I did want to mention a wonderful editorial in the current issue of CQ Magazine.  Rich Moseson W2VU covers a subject near and dear to my heart: attracting young people to our hobby.  Near and dear because I, like so many of my generation, fell in love with the magic of radio at an early age, got our licenses, and many of us used that interest as a springboard to careers in related fields.  If you ever feel depressed about the upcoming generation--and it seems it is a requirement for us curmudgeons to decry "these damn kids today!"--READ THIS EDITORIAL. CQ has been so kind as to post it on the Web so you can read it without subscribing to the magazine or standing in your local bookstore.

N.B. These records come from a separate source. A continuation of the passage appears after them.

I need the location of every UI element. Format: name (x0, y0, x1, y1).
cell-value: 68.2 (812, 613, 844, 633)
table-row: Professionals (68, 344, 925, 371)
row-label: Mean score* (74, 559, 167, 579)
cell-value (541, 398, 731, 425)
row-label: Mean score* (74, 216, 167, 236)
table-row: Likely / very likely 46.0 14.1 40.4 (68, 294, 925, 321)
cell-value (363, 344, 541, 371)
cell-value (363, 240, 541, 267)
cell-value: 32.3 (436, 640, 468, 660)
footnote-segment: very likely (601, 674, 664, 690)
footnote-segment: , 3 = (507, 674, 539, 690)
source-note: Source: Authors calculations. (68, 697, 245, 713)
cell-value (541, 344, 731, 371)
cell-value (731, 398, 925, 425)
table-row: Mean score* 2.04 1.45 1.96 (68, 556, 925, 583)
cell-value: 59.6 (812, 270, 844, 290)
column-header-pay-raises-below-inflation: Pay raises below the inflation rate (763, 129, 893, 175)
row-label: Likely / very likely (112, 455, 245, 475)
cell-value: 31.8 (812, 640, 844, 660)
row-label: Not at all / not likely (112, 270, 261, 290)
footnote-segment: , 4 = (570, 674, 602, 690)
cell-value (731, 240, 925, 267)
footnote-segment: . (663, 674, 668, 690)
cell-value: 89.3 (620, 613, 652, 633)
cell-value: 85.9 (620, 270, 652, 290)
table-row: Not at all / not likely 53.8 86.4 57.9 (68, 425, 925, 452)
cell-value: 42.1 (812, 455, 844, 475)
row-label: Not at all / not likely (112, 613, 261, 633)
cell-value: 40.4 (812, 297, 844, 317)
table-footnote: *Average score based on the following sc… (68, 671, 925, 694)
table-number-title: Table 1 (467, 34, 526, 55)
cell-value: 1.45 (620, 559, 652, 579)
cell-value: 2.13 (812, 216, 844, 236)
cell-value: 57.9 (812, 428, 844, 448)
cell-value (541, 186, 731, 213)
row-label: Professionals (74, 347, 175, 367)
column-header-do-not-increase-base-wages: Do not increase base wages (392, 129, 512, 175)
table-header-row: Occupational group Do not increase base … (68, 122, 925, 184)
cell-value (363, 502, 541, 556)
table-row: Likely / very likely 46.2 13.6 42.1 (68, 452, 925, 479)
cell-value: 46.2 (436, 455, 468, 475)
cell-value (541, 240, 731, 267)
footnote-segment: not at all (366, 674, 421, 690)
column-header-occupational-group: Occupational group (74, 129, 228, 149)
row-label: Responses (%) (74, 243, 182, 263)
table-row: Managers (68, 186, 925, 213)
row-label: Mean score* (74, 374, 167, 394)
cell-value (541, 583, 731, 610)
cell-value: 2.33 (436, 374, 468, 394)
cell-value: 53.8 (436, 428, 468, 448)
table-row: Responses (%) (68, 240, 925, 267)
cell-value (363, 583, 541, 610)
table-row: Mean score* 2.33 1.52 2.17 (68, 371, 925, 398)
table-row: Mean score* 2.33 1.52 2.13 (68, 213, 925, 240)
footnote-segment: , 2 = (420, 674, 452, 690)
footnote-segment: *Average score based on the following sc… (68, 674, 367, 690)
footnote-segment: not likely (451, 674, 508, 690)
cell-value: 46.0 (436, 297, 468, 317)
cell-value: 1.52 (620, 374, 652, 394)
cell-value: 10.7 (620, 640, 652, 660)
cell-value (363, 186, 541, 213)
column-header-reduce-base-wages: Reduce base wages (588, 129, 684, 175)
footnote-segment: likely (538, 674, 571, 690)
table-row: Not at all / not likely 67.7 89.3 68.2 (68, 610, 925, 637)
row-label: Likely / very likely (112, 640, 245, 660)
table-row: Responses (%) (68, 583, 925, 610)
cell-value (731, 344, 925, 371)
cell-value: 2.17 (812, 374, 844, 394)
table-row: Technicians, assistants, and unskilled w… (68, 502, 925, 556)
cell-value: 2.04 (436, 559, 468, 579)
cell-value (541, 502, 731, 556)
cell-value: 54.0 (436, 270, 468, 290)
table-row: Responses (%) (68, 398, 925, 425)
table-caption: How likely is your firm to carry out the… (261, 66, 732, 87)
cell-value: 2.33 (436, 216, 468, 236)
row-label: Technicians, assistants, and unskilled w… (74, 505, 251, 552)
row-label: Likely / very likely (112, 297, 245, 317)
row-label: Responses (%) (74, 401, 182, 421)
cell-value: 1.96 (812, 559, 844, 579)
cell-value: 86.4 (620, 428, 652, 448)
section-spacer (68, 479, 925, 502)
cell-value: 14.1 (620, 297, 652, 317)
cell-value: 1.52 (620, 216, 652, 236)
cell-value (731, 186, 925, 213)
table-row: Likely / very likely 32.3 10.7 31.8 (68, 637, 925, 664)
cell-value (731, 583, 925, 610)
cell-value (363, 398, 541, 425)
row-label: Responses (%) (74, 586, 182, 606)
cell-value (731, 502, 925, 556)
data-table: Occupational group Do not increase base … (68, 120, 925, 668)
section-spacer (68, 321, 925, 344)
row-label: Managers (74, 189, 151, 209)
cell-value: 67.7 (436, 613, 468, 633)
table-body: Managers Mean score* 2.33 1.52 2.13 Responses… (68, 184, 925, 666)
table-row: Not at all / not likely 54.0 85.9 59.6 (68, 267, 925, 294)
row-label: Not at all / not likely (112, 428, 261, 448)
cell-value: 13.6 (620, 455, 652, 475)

And for my broadcasting buds out there, I have been trying to work this quote into a post and expand upon it.  However, since they are now calling me to yet another all-day budget meeting, I am going to throw it out there.  Feel free to comment until I get the opportunity.  The quote:

“Digital is not about replacing traditional [media], it’s about empowering it." 

It comes from an author and commentator named Rick Mathieson, whose latest book is THE ON-DEMAND BRAND.  Interesting thoughts, and they come at a time when those in traditional media--especially radio--take two stances: head-in-the-sand or "the world is coming to an end!"  Neither is appropriate or the way to survive the rapid technological change we are experiencing in media.

Okay, okay!  I'm coming!  Get the Power Points and the spreadsheets warmed up.  And I'll try to talk about Rick's propositions later.  Meanwhile, comment away!